Adaptive wavelet neural network control with hysteresis estimation for piezo-positioning mechanism

An adaptive wavelet neural network (AWNN) control with hysteresis estimation is proposed in this study to improve the control performance of a piezo-positioning mechanism, which is always severely deteriorated due to hysteresis effect. First, the control system configuration of the piezo-positioning mechanism is introduced. Then, a new hysteretic model by integrating a modified hysteresis friction force function is proposed to represent the dynamics of the overall piezo-positioning mechanism. According to this developed dynamics, an AWNN controller with hysteresis estimation is proposed.

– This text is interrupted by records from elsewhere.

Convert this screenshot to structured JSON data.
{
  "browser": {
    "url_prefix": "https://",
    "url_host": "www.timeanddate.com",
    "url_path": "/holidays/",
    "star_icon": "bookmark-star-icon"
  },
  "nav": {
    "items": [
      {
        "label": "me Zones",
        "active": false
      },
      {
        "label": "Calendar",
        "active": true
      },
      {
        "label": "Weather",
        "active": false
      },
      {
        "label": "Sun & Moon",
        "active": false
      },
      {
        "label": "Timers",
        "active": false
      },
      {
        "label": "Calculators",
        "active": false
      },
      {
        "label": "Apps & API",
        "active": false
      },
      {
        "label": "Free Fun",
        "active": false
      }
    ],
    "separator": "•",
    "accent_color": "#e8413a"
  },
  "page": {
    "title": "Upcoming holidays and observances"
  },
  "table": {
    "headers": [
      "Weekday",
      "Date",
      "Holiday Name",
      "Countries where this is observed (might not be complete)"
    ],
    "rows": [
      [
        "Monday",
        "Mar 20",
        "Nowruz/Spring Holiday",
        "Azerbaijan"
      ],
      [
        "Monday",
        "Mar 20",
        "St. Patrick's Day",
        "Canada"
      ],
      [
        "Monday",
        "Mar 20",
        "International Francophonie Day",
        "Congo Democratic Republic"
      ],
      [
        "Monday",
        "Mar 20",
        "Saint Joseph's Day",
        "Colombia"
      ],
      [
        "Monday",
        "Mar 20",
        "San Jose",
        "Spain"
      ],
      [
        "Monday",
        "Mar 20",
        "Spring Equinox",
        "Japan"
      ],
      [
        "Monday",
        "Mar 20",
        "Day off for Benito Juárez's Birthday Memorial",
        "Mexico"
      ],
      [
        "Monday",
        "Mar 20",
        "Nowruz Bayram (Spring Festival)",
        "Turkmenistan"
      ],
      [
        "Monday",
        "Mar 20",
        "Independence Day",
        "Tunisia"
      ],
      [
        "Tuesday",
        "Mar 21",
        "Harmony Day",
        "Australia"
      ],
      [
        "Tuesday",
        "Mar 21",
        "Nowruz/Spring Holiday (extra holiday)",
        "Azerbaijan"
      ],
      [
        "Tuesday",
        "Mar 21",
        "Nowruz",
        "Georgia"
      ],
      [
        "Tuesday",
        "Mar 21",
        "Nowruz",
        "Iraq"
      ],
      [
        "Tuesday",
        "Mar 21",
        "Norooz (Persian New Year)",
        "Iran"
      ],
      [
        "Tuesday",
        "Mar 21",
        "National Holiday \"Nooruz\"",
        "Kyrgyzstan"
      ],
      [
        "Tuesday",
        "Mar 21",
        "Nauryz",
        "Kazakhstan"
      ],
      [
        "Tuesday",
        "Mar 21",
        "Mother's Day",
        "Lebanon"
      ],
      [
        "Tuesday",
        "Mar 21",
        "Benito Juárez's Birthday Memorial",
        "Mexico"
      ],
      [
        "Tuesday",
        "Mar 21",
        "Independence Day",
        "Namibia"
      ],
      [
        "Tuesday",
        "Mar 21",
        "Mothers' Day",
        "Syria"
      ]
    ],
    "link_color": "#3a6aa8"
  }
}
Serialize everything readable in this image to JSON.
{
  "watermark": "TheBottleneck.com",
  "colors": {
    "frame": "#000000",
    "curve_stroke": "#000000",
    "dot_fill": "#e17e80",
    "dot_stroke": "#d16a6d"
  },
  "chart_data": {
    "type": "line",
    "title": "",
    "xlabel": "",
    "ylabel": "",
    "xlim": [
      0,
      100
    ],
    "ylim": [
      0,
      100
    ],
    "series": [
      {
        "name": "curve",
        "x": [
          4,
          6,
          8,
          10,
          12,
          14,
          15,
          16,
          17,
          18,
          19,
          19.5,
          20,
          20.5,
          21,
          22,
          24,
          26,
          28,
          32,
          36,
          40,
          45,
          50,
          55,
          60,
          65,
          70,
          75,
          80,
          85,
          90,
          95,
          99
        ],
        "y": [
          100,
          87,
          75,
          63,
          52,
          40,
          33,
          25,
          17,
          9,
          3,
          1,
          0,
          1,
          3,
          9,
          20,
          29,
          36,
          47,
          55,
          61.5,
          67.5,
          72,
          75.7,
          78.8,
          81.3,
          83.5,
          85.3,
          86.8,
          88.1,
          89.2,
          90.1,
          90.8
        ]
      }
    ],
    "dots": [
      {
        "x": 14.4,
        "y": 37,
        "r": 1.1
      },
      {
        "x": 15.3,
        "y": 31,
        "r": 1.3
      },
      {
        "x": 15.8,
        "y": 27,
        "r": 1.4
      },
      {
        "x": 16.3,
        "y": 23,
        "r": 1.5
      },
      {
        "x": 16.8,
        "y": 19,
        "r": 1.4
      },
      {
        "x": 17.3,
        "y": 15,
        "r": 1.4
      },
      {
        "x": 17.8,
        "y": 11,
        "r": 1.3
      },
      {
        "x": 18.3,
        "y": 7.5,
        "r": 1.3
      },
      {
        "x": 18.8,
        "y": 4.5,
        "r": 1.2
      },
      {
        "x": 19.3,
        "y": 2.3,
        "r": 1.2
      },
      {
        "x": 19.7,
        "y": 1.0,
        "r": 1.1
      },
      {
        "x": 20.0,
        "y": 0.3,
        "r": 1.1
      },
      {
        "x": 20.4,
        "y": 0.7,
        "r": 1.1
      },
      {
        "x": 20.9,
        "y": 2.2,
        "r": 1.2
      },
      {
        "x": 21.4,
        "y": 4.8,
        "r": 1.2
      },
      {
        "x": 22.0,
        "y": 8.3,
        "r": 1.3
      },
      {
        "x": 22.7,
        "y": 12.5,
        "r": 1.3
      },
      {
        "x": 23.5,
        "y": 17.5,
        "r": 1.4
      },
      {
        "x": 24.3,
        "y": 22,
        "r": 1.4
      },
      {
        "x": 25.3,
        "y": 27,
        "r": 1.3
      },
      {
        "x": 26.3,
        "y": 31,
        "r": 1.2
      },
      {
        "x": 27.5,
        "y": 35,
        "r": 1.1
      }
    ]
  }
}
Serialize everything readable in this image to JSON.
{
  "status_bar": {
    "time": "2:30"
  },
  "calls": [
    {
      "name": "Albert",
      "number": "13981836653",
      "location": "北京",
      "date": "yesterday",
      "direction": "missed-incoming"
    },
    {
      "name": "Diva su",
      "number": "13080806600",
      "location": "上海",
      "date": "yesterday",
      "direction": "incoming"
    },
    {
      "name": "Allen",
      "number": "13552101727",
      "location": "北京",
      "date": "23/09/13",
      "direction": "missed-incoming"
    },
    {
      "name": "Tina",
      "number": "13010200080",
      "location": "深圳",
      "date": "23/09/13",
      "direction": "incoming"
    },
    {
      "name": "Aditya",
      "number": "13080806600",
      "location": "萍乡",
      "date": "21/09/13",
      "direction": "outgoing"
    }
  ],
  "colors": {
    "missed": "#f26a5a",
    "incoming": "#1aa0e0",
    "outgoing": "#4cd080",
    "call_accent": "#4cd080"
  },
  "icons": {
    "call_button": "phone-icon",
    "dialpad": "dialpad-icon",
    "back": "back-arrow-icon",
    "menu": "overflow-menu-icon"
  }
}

In the proposed AWNN controller, a wavelet neural network (WNN) with accurate approximation capability is employed to approximate the part of the unknown function in the proposed dynamics of the piezo-positioning mechanism, and a robust compensator is proposed to confront the lumped uncertainty that comprises the inevitable approximation errors due to finite number of wavelet basis functions and disturbances, optimal parameter vectors, and higher order terms in Taylor series. Moreover, adaptive learning algorithms for the online learning of the parameters of the WNN are derived based on the Lyapunov stability theorem. Finally, the command tracking performance and the robustness to external load disturbance of the proposed AWNN control system are illustrated by some experimental results.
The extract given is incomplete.